[stdinterval] Comments on the Interval Standard Proposal
Gabriel Dos Reis
gdr at integrablesolutions.net
Sun Oct 1 20:24:35 PDT 2006
Guillaume Melquiond <guillaume.melquiond at enslyon.fr> writes:
 Le dimanche 01 octobre 2006 à 17:41 +0200, Gabriel Dos Reis a écrit :

 >  2. From a library point of view, missing IEEE754 infinities make the
 >  code a bit more complicated and a lot slower, as you need to detect
 >  overflows by hand. Representation doesn't even require extra data
 >  members, as half of the data space is left unused by proper intervals,
 >  so you can store unbounded intervals by using reversed bounds.
 >
 > For implementations lacking IEEE754, LIA1 semantics is that if an
 > operation is to overflow then it should raise an exception. So, your
 > specification has to explicilty take that into account saying whether
 > the library functions are allowed to raise exceptions or not.

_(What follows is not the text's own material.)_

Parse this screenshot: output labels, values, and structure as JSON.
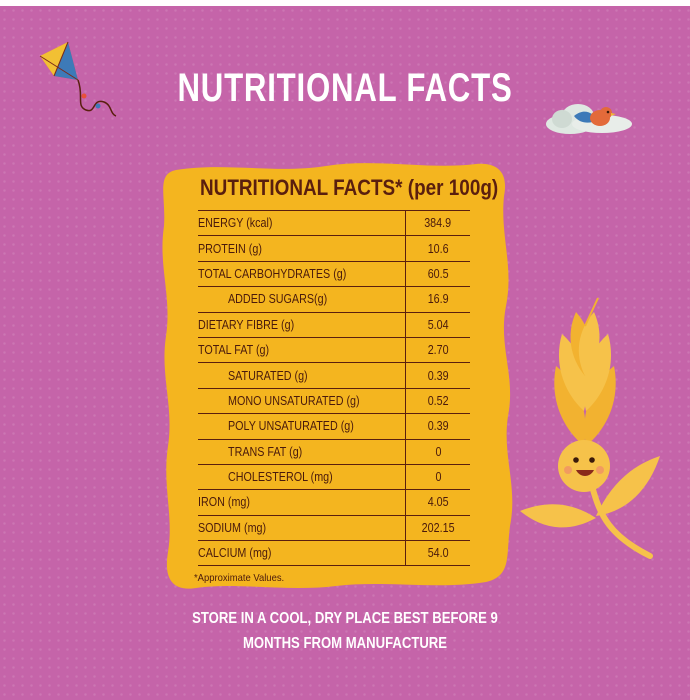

 I don't understand. Overflow does not mean anything for an interval
 function.
I hope so.
However, the "operations" above refer to the scalar type which
interval is based on. And those can overflow, therefore throw
according go LIA1.
 If an implementation wants to use internal operations that may
 throw an exception, then it just has to catch it and deal with it.
good; that should be spelled out in the specification (e.g. the
operations are nonthrowing even when overflow may occur for
intermediate results) if the consensus is that the operations should
be nonthrowing.
[...]
 >  3. From a user point of view, missing infinities give unexpected results
 >  for the value access functions when dealing with unbounded intervals.
 >
 > If you hook the interval library on LIA1, then this aspect is
 > something to be described because LIA1 does nto mandate infinities.
 > Instead, it mandates exceptions.

 I don't hook the interval library to anything.
but you certainly want to say what interval<double> does, given the
semantics of double. That in turn is described in part by
numeric_limits<double> which is modelled after LIA1.
 There are no expectation
 on the presence or not of infinities in the proposal, as all the
 references to them are protected by std::numeric_limits<T>::
 has_infinity.
that is where I was. The other instance of this problem is when
numeric_limits<T>::is_iec559 is true.